VIAGEM AO MUNDO PARALELO
Onde estava naquele momento ela não podia dizer.
Sabia que estava deitada em uma cama mas não era a sua. Era mais dura e fria. Parecia que estava numa maca de hospital. O cheiro era de mofo e não podia enxergar nada. Senti-se sufocada com o aparente espaço apertado em que estava.
Levantou-se com dificuldade e aí percebeu o que ocorreu com sua perna. Ela estava bamba. Ela não a sentiu e caiu da cama ao tentar apoiar-se nela.
-Meu Deus! O que é isso? –sua voz saiu trêmula.
Em movimento instintivo pegou a perna direita em suas mãos tremendo. Levantou-a e começou a esfregá-la.
Percebeu que devia estar ali presa e dormindo durante horas e agora todo o seu corpo sentia o efeito de estar acordando. Sua mente também. Agora tentava retomar o raciocínio. Tentou respirar mais lentamente se acalmar e ver se recuperava a memória.
Nada.
Sua mente era um borrão negro. Nada de lembranças. Apenas a escuridão.

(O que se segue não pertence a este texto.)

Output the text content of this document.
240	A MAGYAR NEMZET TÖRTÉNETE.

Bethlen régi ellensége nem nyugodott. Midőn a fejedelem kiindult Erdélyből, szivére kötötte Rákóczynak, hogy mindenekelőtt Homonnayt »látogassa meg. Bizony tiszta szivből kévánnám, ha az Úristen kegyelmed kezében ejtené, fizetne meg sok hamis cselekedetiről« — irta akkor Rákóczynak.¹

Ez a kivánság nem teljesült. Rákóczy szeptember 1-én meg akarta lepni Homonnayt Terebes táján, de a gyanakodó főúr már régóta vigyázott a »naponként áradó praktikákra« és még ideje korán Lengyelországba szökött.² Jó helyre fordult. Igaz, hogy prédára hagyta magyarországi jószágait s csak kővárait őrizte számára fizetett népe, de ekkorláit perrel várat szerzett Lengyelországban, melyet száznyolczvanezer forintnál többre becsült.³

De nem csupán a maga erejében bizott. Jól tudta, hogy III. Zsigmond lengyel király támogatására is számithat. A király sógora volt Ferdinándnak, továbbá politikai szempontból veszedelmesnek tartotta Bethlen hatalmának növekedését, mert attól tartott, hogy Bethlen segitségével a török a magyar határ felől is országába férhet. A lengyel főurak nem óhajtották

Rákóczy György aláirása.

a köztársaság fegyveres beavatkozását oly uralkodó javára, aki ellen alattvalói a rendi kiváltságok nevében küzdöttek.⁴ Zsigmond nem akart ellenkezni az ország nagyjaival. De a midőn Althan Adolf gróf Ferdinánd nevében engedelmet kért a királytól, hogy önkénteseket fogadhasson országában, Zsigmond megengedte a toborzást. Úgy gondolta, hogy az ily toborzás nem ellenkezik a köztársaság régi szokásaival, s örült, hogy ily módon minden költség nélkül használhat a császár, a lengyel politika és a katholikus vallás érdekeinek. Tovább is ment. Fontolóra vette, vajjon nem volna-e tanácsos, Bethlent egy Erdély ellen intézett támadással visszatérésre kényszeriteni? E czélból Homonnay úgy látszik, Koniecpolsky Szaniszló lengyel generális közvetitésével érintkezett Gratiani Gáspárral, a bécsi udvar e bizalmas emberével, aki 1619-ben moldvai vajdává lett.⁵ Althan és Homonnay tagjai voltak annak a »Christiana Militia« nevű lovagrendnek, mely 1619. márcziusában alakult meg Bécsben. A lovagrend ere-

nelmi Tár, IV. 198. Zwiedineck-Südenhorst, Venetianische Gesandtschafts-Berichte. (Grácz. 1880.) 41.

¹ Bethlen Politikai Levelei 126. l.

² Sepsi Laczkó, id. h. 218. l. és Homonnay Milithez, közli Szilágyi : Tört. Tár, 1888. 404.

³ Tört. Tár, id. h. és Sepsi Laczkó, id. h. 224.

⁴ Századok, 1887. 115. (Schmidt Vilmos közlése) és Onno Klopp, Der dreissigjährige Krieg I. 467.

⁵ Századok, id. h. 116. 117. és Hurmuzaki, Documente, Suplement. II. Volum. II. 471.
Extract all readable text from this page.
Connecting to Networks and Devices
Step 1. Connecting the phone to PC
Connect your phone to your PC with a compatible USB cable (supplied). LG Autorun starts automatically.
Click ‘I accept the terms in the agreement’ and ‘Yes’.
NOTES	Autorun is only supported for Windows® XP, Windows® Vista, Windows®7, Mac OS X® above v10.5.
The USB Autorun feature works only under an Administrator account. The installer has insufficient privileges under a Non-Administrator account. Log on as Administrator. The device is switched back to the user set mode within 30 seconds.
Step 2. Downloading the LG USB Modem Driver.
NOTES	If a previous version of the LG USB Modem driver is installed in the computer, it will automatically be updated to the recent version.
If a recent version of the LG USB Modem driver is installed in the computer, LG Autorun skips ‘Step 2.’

Não sabia muitos detalhes. Apenas seu nome vinha à tona naquele momento.
Sara Dias.
Sara Dias Albuquerque.
Ufa! A memória estava intacta!
Mas mesmo fazendo um esforço não se lembrava mais de nada.
Então sua perna a tirou de seus pensamentos. Ela começava a responder. Podia sentir mexendo-a. Conseguiu se colocar de pé novamente e andar. Firmou os pés no chão frio e úmido da casa. Todo de piso frio e branco. Tinha a estranha sensação de que realmente estava em um hospital ou clínica. Talvez tivesse sofrido um acidente e estava se recuperando.
Naquele momento queria apenas avisar ao médico que estava acordada e se sentia melhor apesar de um pouco confusa.
Então procurou alguma campainha. Não havia nada ali nem ao lado nem pelas paredes.
-Maldita escuridão!
Começou a sentir seu coração querer saltar de seu peito. Era estranho demais estar em um hospital tão escuro como aquele. Hospitais não eram assim, nem mesmo a UTI.
Tinha duas opções, voltar a dormir e esquecer tudo aquilo. Talvez estivesse num maldito pesadelo. Ou tentaria caminhar e buscar respostas.
Pensou alguns momentos então decidiu ao menos se levantar. Enquanto firmava a planta dos pés pode sentir o gelo subir a sua espinha. Era terrível, mas precisava se recompor. E aos poucos estava conseguindo. Resolveu seguir em frente em busca de sinais.
Começou a tatear pelas paredes à procura de alguma porta ou uma saída ou qualquer outro objeto que pudesse lhe dar alguma resposta.
Sua visão começou a voltar. Sentiu suas pupilas começarem a enxergar um borrão escuro começar a querer tomar forma. Então com muita dificuldade conseguia ver as paredes. Eram verdes.Típica cor de um hospital. Sentiu-se mais tranqüila. Realmente estava em um lugar seguro. Parecia estar livre de seqüestradores.
Então viu o lugar em que estava deitada. Era uma maca.
-Mas....o que...o que...é isso?...aquela sou eu....
Aquilo era impossível. Ela viu seu corpo deitado na maca. Estava quase translúcida e o olhar quieto e tranqüilo como uma bebê deitada no colo da mãe.
Em total desolação olhou para si mesma e agora enxergando melhor conseguia ver seu corpo. Ela estava em pé e totalmente nua.
-Droga, acho que...estou...não, não pode ser....su tão jovem...não!!!
Então de súbito a memória de seu filho recém-nascido e seu marido vieram à mente.
-Não!!! Eles precisam de mim....agora não Deus!
O marido a beijou. Ela acordou do coma.
Daquele dia em diante decidiu que não iria mesmo se divorciar. A ideia lhe pareceu insana, depois de tudo aquilo. À época ela não conseguia entender por que.
Hoje, passados de 50 anos ela entende.
Olhando sua mesa, enquanto suas cinco filhas, dois filhos, o esposo ao centro, e seus doze netos e netas comendo vorazmente a macarronada que acabara de sair do forno, aquilo tudo se esclarecera.